Linear Classifier#

A linear classifier uses a linear function of the input features to make predictions. The decision rule is based on the weighted sum of the input features. Mathematically, this can be expressed as:

\[ y_i = w^T x_i \]

where:

  • \( y_i \) is the predicted value for the \( i \)-th input.

  • \( w \) is the weight vector.

  • \( x_i \) is the input feature vector.

Decision Boundary#

The decision boundary of a linear classifier is defined by the sign of the linear function. This determines on which side of the decision boundary (a hyperplane in high-dimensional space) a given input point is located.

Role of \( b \) (Bias Term)#

The bias term \( b \) shifts the decision boundary. Including \( b \), the linear function becomes:

\[ y_i = w^T x_i + b \]

The role of \( b \) is to allow the decision boundary to be positioned more flexibly, not necessarily passing through the origin.

Selecting \( w \) and \( b \)#

The selection of \( w \) and \( b \) is critical for the performance of the classifier. This process typically involves minimizing a loss function that measures how well the classifier predicts the training data. Common loss functions include:

  • Mean Squared Error (MSE) for regression tasks.

  • Cross-Entropy Loss for classification tasks.

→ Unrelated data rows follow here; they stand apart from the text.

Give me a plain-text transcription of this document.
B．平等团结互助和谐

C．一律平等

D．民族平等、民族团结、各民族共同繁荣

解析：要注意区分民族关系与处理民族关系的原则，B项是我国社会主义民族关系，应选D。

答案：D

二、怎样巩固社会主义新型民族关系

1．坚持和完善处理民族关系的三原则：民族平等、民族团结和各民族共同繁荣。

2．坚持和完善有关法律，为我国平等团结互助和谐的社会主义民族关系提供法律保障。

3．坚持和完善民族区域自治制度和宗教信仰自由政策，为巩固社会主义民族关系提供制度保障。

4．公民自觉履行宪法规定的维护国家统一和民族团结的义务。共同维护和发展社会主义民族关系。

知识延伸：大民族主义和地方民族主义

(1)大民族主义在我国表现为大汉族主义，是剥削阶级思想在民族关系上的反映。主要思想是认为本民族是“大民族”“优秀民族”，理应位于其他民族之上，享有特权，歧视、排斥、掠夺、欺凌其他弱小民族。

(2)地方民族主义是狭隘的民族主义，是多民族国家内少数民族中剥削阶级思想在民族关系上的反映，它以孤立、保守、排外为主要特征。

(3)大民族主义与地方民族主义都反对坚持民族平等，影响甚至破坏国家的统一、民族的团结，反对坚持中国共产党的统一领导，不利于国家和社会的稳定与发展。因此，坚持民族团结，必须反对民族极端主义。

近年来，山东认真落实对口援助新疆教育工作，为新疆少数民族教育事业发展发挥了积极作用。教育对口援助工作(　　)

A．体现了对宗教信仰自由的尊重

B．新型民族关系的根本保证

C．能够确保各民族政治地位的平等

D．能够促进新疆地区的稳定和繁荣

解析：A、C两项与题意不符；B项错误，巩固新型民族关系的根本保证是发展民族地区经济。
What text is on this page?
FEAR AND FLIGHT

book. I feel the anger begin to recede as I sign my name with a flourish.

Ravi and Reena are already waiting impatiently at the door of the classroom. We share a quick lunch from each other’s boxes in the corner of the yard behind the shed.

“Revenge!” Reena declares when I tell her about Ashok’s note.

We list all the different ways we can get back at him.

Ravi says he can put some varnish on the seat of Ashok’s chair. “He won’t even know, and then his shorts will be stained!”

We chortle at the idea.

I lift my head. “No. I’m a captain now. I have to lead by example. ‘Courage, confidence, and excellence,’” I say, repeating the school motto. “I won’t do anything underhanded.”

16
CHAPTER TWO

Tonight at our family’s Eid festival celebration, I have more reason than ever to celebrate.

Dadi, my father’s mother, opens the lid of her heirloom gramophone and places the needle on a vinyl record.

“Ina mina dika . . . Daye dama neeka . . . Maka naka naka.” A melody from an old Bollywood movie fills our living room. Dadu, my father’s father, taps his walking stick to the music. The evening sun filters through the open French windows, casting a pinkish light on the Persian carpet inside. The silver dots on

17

Optimization algorithms, such as gradient descent, are used to adjust \( w \) and \( b \) to minimize the loss function.

Non-Linear Data#

For data that is not linearly separable, linear classifiers can struggle. To address this, techniques such as:

  • Kernel Trick: Transforming the input features into a higher-dimensional space where a linear decision boundary can be found.

  • Feature Engineering: Creating new features based on the original ones to improve linear separability.